Sure, this ratio might take off again if everything went the wrong way again. But I think it is telling us that at the very least our worst nightmare has come and gone.

As for £, I see it as very close to its PPP vs. the dollar. So I think it's at a reasonable level today after "overshooting" a bit to the downside earlier this year. Interest rates in the US and the UK are fairly closely aligned. Equities are having similar difficulties. I end up thinking there are too many similarities between the two countries to expect any major changes in current relationships. If stocks turn south, however, the dollar might well rally, and that would be bad for £ as it was earlier this year. I've commented on the inverse relationship of the dollar and equities, and admit to still not fully understanding it, so I would be reluctant to say I have much confidence in all this.

Scott Grannis said...

cribs: I'm one of those economists who didn't think the recession started until well into the first half of last year. The super-bears were the ones saying the recession started in '06, and I'll met most of them see worse things yet to come. We all make mistakes.

I agree that today's information flow changes things dramatically. It may accentuate panics, as we have seen in recent months, but it may also shorten adjustment times. I'm guessing that those who are still bearish are underappreciating just how much and how fast the underlying dynamics of the economy and the market are changing. As you say, later this year we may discover that the recession ended in March/April.

Cabodog said...

Scott,

I'd generally agree with your observations that we've seen the worst.
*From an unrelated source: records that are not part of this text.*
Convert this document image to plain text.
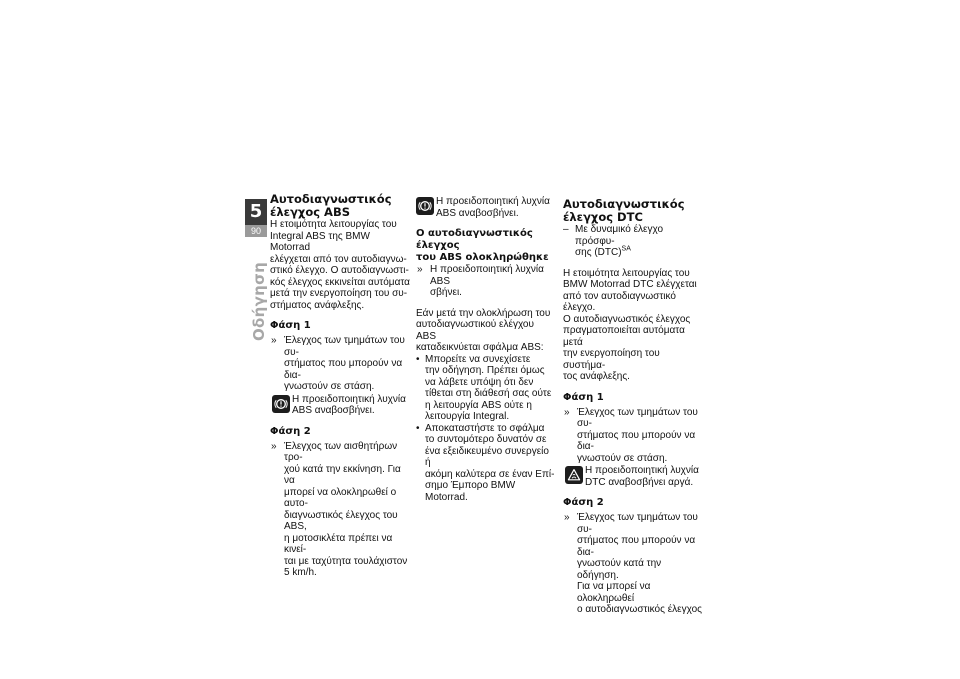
5
90
Οδήγηση
Αυτοδιαγνωστικός
έλεγχος ABS

Η ετοιμότητα λειτουργίας του
Integral ABS της BMW Motorrad
ελέγχεται από τον αυτοδιαγνω-
στικό έλεγχο. Ο αυτοδιαγνωστι-
κός έλεγχος εκκινείται αυτόματα
μετά την ενεργοποίηση του συ-
στήματος ανάφλεξης.

Φάση 1
» Έλεγχος των τμημάτων του συ-
στήματος που μπορούν να δια-
γνωστούν σε στάση.
Η προειδοποιητική λυχνία
ABS αναβοσβήνει.
Φάση 2
» Έλεγχος των αισθητήρων τρο-
χού κατά την εκκίνηση. Για να
μπορεί να ολοκληρωθεί ο αυτο-
διαγνωστικός έλεγχος του ABS,
η μοτοσικλέτα πρέπει να κινεί-
ται με ταχύτητα τουλάχιστον
5 km/h.
Η προειδοποιητική λυχνία
ABS αναβοσβήνει.
Ο αυτοδιαγνωστικός έλεγχος
του ABS ολοκληρώθηκε
» Η προειδοποιητική λυχνία ABS
σβήνει.

Εάν μετά την ολοκλήρωση του
αυτοδιαγνωστικού ελέγχου ABS
καταδεικνύεται σφάλμα ABS:

• Μπορείτε να συνεχίσετε
την οδήγηση. Πρέπει όμως
να λάβετε υπόψη ότι δεν
τίθεται στη διάθεσή σας ούτε
η λειτουργία ABS ούτε η
λειτουργία Integral.
• Αποκαταστήστε το σφάλμα
το συντομότερο δυνατόν σε
ένα εξειδικευμένο συνεργείο ή
ακόμη καλύτερα σε έναν Επί-
σημο Έμπορο BMW Motorrad.
Αυτοδιαγνωστικός
έλεγχος DTC
– Με δυναμικό έλεγχο πρόσφυ-
σης (DTC)$^{SA}$

Η ετοιμότητα λειτουργίας του
BMW Motorrad DTC ελέγχεται
από τον αυτοδιαγνωστικό έλεγχο.
Ο αυτοδιαγνωστικός έλεγχος
πραγματοποιείται αυτόματα μετά
την ενεργοποίηση του συστήμα-
τος ανάφλεξης.

Φάση 1
» Έλεγχος των τμημάτων του συ-
στήματος που μπορούν να δια-
γνωστούν σε στάση.
Η προειδοποιητική λυχνία
DTC αναβοσβήνει αργά.
Φάση 2
» Έλεγχος των τμημάτων του συ-
στήματος που μπορούν να δια-
γνωστούν κατά την οδήγηση.
Για να μπορεί να ολοκληρωθεί
ο αυτοδιαγνωστικός έλεγχος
The bulk of the nation's businesses are now very lean and poised for any type of rebound, which means good profits ahead.

However, one thing bothers me and that's commercial real estate. I think there's a storm brewing there as tons of debt matures and no way to refinance it (the collapse of MBS markets and also lower occupancies due to the recession making it harder to refi also). GGP went bankrupt today due to those issues -- how many investors will face these same issues over the next 12-24 months?

However, the market seems to have the CRE issues priced into it, with banks still at rock-bottom pricing, the market anticipating higher losses from CRE.

The Lab-Rat said...

Scott, in the past you have frequently pointed to T-Bill yields rising to support your 'more optimistic than a very pessimistic market' view. What do you make of USGG1M back at or around zero despite encouraging signs elsewhere in the markets?

Scott Grannis said...

Re: CRE. It's no secret that CRE is in trouble. It's making headlines everyday everywhere. Yet the market shrugs off the bad news. I conclude that the market has priced in a CRE debacle. But if the economy as a whole has seen the worst of the recession and starts to improve, that will make the CRE situation much less problematic.

The key thing for me is that not too long ago the market was priced to a double-deep-deflation depression. Now it's just priced to an awful recession. If we get a mild, modest recovery, the sky's the limit for equity prices.

Scott Grannis said...

Lab-Rat: I've been pondering that same question myself for the past few weeks. I don't have a good answer, otherwise I would have posted something on it. My best guess right now is that with all the $$ that the Fed has poured into the system, a good portion of it is just sitting in cash and T-bills. People don't have the courage yet to deploy the money into riskier assets.

I imagine the owners of all those T-bills are beginning to get extremely nervous as they watch equity prices melt up. When bill yields rise we will know that their nerves have got the better of them.